Mission Structure
Take a look at the Mission.xsd in the Schemas folder of the root directory where Malmö is installed. In there you will find Schema definitions for elements that form the overall structure of Missions. The general structure of a Mission XML can be inferred from there and from the tutorial code examples provided as such:
<Mission>
<About>
<Summary>A Summary of the Mission</Summary>
<Description>A more detailed Description of the Mission</Description>
</About>
<ModSettings>
<MsPerTick>50</MsPerTick>
<PrioritiseOffscreenRendering>false</PrioritiseOffscreenRendering>
</ModSettings>
<ServerSection>
<ServerInitialConditions>
<Time>
<StartTime>1000</StartTime>
<AllowPassageOfTime>false</AllowPassageOfTime>
</Time>
<Weather>clear</Weather>
<AllowSpawning>false</AllowSpawning>
</ServerInitialConditions>
<ServerHandlers>
<!-- One of the following:
<FlatWorldGenerator>, <FileWorldGenerator> and
<DefaultWorldGenerator>
...
</ChosenWorldGenerator>
-->
<!-- Some number of the following:
<DrawingDecorator>, <MazeDecorator>,
<ClassroomDecorator> and <SnakeDecorator>
...
</ChosenDecorator>
-->
<!-- Some number of the following:
<ServerQuitFromTimeUp> and
<ServerQuitWhenAnyAgentFinishes>
...
</ChosenQuitProducer>
-->
</ServerHandlers>
</ServerSection>
<AgentSection>
<!-- Some number of the following.
Note: AgentMissionHandlers are defined as a large xs:group in Mission.xsd
These include: Observation Producers, Reward Handlers, Command Handlers,
and Agent Quit Producers
<AnAgentMissionHandler>
...
</TheAgentMissionHandler>
-->
</AgentSection>
</Mission>
Hopefully the above gives a good representation of what Missions look
like in Malmö.
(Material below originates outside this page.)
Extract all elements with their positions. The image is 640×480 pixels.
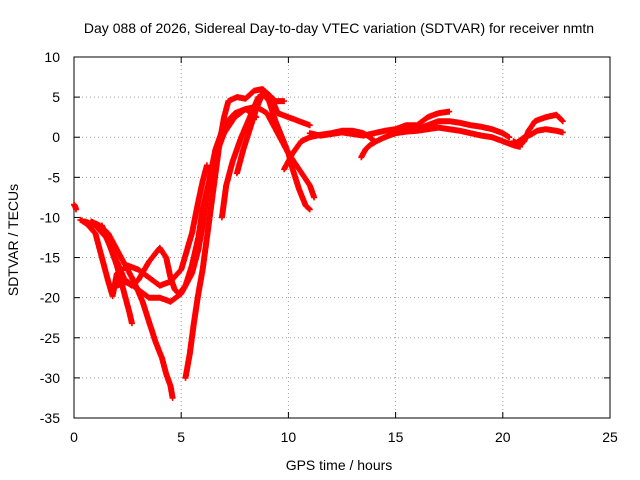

Wherever possible, common sensible values have been
replaced such as for the Weather and StartTime. XML comments are
defined using <!--
and -->
with the contents within.
The comments above talk about what is to be in place of the comments
in the given regions of the XML document.
Mission Handlers
This tutorial is focused on creating a new task, the Build Battle Task, and specifically for that we need a new Agent Mission Handler and in particular a Reward Handler.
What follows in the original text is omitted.